Il existe également un débat économique plus large sur les limites de la politique monétaire (taux d’intérêt variables) pour faire face à l’inflation dans des domaines tels que les loyers, les assurances et l’énergie.
Pearce a soutenu que le recours à la politique budgétaire – l’imposition et les dépenses gouvernementales par le biais du budget – serait un moyen plus efficace d’atténuer la pression inflationniste dans l’économie.
Le conseil d’administration de la Banque de réserve se réunit cette semaine pour fixer les taux d’intérêt officiels.Crédit: Kate Geraghty
« Prouvez-moi le lien direct entre une augmentation des taux de 25 à 50 points de base supplémentaires et un ralentissement de l’inflation », a déclaré Pearce.
« Parce que si vous augmentez les revenus des gens qui dépensent déjà… ils continueront à dépenser. »

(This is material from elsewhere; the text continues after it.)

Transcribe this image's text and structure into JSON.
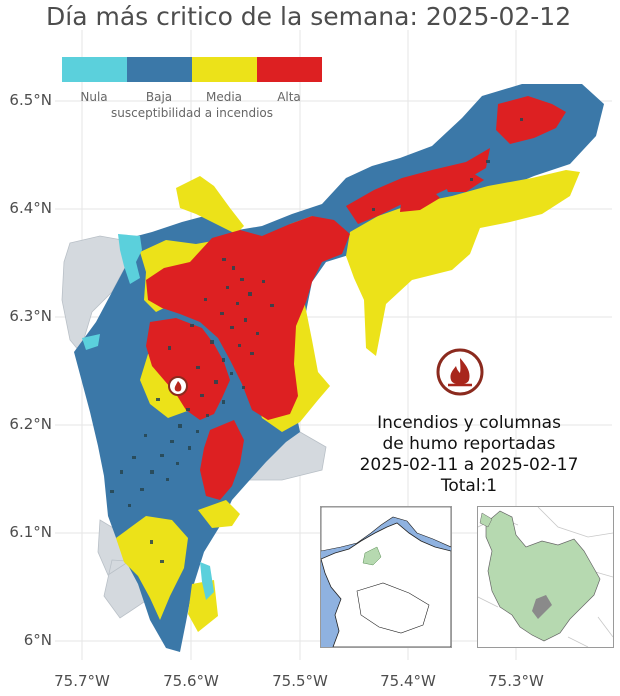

De nombreux acteurs du marché s'attendent désormais à ce que les taux restent inchangés pendant des mois. Les économistes de la banque ANZ ont prédit vendredi que la Banque centrale procéderait à sa première baisse des taux en février prochain et formulerait des commentaires « agressifs » après la réunion de cette semaine.
En plus d'affecter les ménages, les taux d'intérêt restent également un facteur clé du sentiment du marché, Wall Street et l'ASX ayant atteint la semaine dernière des sommets records après que le président de la Réserve fédérale américaine, Jerome Powell, a déclaré que les États-Unis pourraient réduire leurs taux en septembre.
Les investisseurs seront également attentifs à un flot de résultats financiers des plus grandes sociétés cotées en bourse d'Australie au cours du reste du mois, pendant la saison de publication des résultats.
Malgré le ralentissement de l'économie, Pearce estime que les consommateurs semblent dans l'ensemble en bonne santé, ce qui laisse présager de résultats « corrects » pour les entreprises. Il est donc plutôt optimiste quant aux banques australiennes (la plus grande exposition du fonds), même s'il est confronté à la valorisation record de CBA.
L'action CBA a brièvement atteint 138 dollars la semaine dernière avant de chuter vendredi. L'action a augmenté de plus de 25 % au cours de l'année écoulée, dépassant récemment BHP pour devenir la plus grande entreprise du marché boursier australien.
Selon M. Pearce, les investisseurs institutionnels ont du mal à justifier le prix élevé et, selon « tout critère raisonnable », CBA semble surévalué. « Nous nous demandons tous comment on peut réellement être un acheteur à ce niveau », a déclaré M. Pearce. Malgré tout, les actions bancaires s'effondrent généralement lorsqu'il y a une crainte de dépréciations importantes, ce qui ne semble pas probable compte tenu de l'état de l'économie.